А они, казалось, сблизились еще больше, чем раньше, и выглядели очень счастливыми. Создавалось впечатление, что неудача в творчестве только заставила брата и сестру Чандлеров теснее сомкнуть свои ряды. Но если Гленн вообще перестал замечать мое присутствие, то Гленда, напротив, не сводила с меня глаз, и это было хуже всего.

Ее взгляд — застенчивый, пристальный, изучающий — словно давал мне понять, что она готовит новый удар.

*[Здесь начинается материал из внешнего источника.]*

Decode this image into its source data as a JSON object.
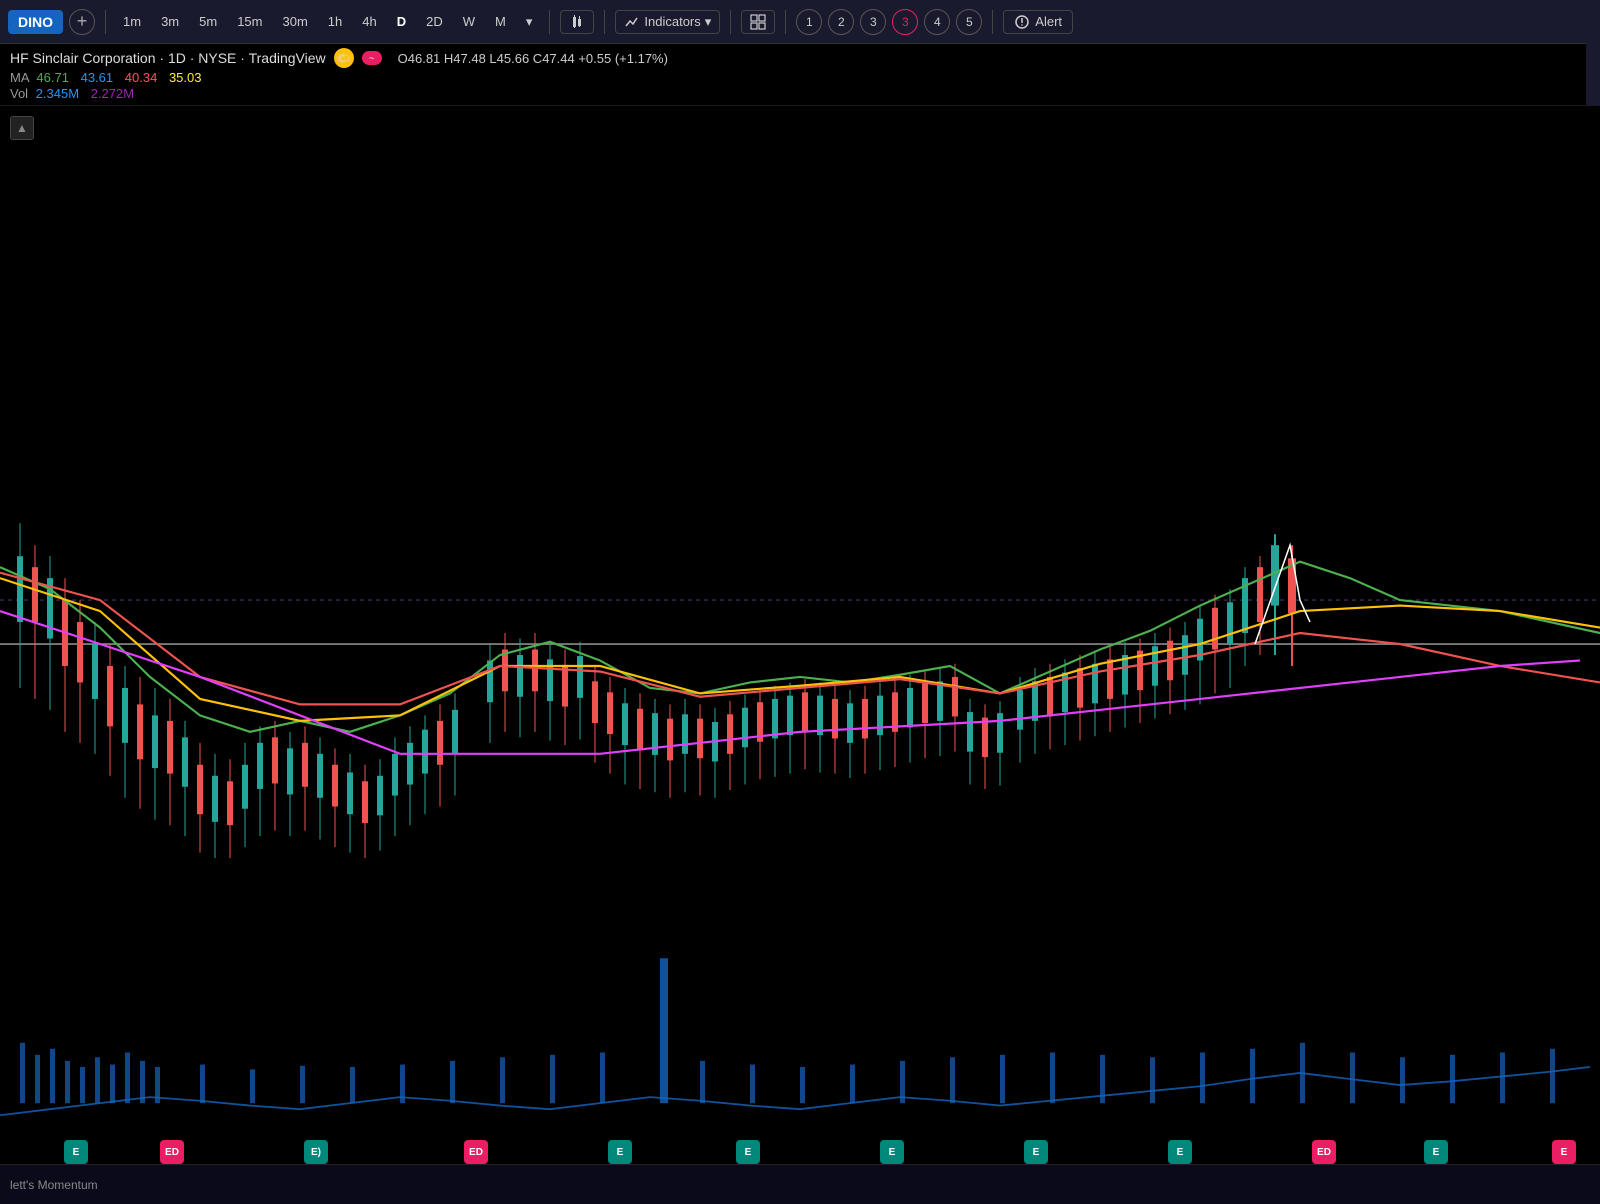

Номи была моей единственной наперсницей. Я рассказала ей свою версию произошедшего, и она спокойно выслушала меня, но ничего не стала советовать. У нее тоже не было никаких сомнений в том, что все это было организовано Глендой, которая использовала в качестве орудия мести своего сына. Но у меня не было никаких доказательств этого.

— А даже если бы они были, — задумчиво сказала Номи, — это не помогло бы тебе вернуть расположение мужа. Гленн и его сестра вновь сблизились, и он воспротивился бы любой попытке вбить между ними клин.

Их близость в эти дни была особенно заметна. Они не расставались ни на минуту, все делали вместе и постоянно переглядывались, словно читая мысли друг друга. И очень много смеялись.

Я не могла понять, как Гленн может веселиться. Его лучшая работа была уничтожена, а он ведет себя так, как будто это его больше не беспокоит. Только разве что забыл о том, что у него есть жена. Видимо, Гленда действительно заколдовала его.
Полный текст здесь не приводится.